Michael and team want to stay focused on serving their clients. They DO NOT want to waste time parsing email sentences to decipher any hidden meaning behind the written words.

The no subtext rule

Their solution is a no-subtext rule: Don’t write with emotion and don’t waste time looking for it. If a manager wants to know when he will receive an overdue deliverable, he will write, “when will you send that deliverable?” He will not spend time crafting a more tactful, but easily over analyzed, sentence like, “I just wanted to check in on when you’ll be able to get that deliverable to me, as I was under the impression you would send it to me yesterday.”

The policy probably won’t work with customers, and, even internally, it requires colleagues to adhere to the same principles that make a marriage work well: Assumption of goodwill, complete forgiveness for past disputes, etc.

Don't read between the lines

If a manager writes to a colleague “when will you be arriving today?” the receiver of the message must avoid reading any innuendo into the simple question. The point is for the reader not to waste time thinking “I wonder if he thinks I’m late a lot.” The Algentis policy says such nuanced discussion will be left out of email and transmitted only in verbal communication, a form far less prone to misunderstanding.

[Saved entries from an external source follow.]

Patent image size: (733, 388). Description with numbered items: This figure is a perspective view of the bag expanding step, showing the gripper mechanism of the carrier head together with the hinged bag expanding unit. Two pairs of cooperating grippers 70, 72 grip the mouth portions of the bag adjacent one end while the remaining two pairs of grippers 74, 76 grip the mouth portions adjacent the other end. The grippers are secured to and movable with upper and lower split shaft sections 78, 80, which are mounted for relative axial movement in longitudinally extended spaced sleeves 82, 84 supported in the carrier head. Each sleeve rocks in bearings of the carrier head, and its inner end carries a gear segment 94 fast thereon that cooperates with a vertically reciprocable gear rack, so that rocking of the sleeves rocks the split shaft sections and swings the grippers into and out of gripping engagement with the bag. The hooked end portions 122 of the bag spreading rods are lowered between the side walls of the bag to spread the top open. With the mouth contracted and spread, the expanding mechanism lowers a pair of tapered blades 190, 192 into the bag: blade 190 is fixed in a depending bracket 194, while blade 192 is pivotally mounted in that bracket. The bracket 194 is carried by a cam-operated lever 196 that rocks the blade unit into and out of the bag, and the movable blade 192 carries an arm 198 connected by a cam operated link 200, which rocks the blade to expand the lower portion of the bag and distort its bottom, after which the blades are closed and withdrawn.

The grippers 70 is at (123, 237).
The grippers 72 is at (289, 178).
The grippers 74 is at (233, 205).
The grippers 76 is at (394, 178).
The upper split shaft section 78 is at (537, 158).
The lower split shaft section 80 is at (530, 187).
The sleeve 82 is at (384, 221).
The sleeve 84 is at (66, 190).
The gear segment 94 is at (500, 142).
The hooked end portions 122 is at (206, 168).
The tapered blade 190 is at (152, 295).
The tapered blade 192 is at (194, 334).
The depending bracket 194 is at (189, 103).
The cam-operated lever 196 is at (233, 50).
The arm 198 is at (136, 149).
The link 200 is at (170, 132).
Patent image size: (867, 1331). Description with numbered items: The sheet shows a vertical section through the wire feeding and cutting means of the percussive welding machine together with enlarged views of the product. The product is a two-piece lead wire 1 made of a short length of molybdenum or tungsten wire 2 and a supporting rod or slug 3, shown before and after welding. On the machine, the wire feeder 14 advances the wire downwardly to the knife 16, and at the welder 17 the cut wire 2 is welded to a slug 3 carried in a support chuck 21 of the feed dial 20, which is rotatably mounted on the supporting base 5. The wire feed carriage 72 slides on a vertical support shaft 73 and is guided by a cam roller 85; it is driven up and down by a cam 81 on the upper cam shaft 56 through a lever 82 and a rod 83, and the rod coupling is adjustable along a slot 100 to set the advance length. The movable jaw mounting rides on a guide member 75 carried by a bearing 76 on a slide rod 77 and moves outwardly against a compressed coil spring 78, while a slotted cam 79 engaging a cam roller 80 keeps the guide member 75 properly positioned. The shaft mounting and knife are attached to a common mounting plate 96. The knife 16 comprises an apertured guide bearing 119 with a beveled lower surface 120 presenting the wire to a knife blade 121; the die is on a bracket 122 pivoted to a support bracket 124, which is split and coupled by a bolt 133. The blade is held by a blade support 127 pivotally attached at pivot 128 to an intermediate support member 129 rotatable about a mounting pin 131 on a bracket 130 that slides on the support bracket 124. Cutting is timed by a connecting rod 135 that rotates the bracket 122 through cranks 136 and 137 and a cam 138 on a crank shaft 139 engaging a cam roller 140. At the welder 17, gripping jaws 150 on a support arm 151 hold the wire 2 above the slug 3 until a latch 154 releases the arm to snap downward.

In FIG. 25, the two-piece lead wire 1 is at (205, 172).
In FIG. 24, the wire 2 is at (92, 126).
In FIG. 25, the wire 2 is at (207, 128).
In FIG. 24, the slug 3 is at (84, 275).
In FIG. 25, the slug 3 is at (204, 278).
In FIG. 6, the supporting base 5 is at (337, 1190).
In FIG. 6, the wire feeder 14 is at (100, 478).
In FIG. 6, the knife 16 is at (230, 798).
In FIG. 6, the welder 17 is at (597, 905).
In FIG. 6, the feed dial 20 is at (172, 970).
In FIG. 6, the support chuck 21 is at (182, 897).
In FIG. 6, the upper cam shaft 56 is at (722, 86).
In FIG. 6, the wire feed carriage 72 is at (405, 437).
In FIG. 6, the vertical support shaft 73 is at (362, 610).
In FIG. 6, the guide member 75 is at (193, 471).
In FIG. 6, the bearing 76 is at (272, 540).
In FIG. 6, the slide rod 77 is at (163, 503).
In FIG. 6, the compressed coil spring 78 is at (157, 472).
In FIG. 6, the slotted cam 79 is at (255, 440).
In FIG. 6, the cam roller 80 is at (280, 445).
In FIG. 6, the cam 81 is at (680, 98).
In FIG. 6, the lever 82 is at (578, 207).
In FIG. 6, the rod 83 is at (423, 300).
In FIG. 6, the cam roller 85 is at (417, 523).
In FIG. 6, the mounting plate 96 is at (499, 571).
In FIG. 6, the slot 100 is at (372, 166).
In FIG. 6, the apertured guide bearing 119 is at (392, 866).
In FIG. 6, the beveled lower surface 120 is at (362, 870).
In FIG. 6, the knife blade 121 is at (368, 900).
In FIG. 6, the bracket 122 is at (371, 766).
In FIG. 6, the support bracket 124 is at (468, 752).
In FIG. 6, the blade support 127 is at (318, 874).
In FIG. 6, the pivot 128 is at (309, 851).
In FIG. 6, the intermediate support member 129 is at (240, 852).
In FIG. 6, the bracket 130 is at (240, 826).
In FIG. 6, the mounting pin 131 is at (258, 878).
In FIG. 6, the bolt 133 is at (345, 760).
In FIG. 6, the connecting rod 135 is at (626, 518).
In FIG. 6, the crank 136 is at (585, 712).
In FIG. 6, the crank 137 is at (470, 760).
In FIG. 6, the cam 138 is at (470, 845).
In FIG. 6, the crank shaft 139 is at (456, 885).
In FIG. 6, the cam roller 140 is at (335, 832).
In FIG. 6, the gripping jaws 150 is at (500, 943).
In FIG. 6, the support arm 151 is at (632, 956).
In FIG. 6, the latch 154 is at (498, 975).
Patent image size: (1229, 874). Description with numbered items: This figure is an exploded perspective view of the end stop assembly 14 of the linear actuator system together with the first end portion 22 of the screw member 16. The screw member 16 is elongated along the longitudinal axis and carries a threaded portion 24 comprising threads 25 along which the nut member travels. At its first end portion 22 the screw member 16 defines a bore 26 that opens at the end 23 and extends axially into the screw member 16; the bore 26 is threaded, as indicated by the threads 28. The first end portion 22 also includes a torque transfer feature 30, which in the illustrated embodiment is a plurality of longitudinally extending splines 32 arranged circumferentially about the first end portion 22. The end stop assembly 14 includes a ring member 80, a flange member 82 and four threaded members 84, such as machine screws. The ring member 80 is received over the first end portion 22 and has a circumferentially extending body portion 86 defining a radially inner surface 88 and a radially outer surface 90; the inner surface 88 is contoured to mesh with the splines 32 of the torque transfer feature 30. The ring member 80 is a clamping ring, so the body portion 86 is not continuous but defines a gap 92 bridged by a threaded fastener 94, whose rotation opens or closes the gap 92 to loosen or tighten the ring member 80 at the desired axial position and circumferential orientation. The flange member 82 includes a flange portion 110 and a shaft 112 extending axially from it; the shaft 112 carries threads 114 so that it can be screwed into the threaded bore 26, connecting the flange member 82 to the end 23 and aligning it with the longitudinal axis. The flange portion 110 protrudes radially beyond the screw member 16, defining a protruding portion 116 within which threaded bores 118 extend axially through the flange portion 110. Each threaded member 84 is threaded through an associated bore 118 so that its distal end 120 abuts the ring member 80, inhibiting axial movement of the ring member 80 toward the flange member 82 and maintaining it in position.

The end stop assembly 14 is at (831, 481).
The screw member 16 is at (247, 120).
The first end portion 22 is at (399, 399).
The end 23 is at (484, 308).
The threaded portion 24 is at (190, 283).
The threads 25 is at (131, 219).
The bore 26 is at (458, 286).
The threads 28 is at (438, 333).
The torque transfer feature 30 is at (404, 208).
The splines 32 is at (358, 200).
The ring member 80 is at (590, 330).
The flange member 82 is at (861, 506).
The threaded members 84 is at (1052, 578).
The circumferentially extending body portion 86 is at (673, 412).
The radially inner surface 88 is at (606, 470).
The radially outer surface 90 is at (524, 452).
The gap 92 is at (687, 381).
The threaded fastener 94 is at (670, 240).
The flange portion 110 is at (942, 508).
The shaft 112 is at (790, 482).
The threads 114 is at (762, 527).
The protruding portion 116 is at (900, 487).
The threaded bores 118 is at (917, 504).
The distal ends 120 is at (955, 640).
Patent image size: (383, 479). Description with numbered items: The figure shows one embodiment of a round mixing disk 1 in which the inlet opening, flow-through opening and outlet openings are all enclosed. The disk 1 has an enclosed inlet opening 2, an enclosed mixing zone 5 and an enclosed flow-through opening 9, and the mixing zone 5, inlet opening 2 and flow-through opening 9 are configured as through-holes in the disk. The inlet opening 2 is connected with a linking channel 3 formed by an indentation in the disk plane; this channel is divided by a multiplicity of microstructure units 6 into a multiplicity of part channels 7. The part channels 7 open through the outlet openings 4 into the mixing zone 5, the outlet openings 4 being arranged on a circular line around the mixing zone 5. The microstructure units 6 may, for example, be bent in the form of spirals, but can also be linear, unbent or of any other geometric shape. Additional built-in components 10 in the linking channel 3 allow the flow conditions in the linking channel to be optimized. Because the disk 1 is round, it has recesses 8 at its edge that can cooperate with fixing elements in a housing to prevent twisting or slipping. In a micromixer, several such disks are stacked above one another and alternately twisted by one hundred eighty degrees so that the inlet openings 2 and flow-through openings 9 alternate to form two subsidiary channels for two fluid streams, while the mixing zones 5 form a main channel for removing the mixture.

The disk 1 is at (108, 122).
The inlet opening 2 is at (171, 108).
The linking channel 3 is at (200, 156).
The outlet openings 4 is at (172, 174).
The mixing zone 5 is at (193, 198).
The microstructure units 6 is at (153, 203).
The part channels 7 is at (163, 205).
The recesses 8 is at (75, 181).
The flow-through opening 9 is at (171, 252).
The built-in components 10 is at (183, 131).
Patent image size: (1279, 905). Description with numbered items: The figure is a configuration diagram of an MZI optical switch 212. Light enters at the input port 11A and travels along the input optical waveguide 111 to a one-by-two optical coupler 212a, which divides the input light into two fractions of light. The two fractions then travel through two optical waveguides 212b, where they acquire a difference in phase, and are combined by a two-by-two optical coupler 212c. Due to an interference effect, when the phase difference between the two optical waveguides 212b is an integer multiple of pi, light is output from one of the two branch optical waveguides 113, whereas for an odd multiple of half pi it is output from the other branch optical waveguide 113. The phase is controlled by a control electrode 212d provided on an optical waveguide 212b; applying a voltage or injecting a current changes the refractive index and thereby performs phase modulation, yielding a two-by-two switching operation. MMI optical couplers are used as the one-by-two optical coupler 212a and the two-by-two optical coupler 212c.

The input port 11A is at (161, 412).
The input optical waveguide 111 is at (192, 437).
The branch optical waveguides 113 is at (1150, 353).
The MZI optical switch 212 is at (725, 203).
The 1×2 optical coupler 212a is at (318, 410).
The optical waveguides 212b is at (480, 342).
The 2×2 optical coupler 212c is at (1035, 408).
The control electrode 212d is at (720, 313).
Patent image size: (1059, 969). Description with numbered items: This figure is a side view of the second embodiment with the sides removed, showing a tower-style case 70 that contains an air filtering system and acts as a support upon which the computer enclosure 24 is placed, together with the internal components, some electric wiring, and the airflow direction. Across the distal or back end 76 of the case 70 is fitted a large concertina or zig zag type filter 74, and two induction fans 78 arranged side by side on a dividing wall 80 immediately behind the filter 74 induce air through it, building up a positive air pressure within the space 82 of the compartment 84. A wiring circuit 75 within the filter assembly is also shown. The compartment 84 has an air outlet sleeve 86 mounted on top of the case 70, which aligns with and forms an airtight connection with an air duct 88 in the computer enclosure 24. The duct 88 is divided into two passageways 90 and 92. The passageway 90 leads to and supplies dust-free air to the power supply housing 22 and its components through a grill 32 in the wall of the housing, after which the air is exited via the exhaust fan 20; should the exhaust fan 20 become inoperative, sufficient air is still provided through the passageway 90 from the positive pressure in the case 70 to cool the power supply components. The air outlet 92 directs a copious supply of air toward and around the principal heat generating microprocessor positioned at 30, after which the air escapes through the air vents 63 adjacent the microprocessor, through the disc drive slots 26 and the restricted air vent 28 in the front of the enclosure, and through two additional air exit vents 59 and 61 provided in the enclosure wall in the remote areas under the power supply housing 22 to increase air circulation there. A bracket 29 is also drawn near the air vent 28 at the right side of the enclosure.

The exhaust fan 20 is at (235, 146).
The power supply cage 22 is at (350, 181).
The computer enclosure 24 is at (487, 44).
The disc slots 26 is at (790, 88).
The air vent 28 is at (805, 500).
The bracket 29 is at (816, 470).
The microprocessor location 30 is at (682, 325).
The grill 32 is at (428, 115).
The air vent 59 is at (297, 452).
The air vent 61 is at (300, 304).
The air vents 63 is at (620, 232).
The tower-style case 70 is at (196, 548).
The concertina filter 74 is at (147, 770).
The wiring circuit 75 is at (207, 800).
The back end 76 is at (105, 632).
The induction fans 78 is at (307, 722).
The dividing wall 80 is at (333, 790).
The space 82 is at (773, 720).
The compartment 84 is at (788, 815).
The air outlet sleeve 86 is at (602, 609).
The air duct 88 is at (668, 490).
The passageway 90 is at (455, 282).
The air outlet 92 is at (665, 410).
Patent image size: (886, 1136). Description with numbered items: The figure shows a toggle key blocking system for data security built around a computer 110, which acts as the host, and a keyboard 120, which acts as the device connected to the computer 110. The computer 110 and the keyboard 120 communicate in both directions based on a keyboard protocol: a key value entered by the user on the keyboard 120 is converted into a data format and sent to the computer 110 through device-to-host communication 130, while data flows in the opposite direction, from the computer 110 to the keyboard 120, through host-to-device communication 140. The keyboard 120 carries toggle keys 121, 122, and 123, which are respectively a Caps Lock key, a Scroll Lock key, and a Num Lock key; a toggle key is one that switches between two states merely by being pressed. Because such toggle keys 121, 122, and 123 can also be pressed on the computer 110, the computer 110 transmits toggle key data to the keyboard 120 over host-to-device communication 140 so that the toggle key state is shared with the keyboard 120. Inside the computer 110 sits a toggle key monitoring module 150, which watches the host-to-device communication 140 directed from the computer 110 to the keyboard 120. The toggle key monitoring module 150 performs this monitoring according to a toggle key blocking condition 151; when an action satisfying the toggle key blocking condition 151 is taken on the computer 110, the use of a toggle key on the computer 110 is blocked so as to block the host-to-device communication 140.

Higher personal productivity is the benefit

I’m not sure if the tip is a good one for all teams. Operating among diverse groups may require a commitment to extra communication. But adherence to the no-subtext rule is probably helpful to any individual reaching for higher personal productivity. Imagine unilaterally telling coworkers that you’ll no longer spend time deciphering emails with emotion: The information only, please!

You may miss a bit of the meaning and connection. But spending less time reading between the lines may save enough mental energy to make it worth the tradeoff.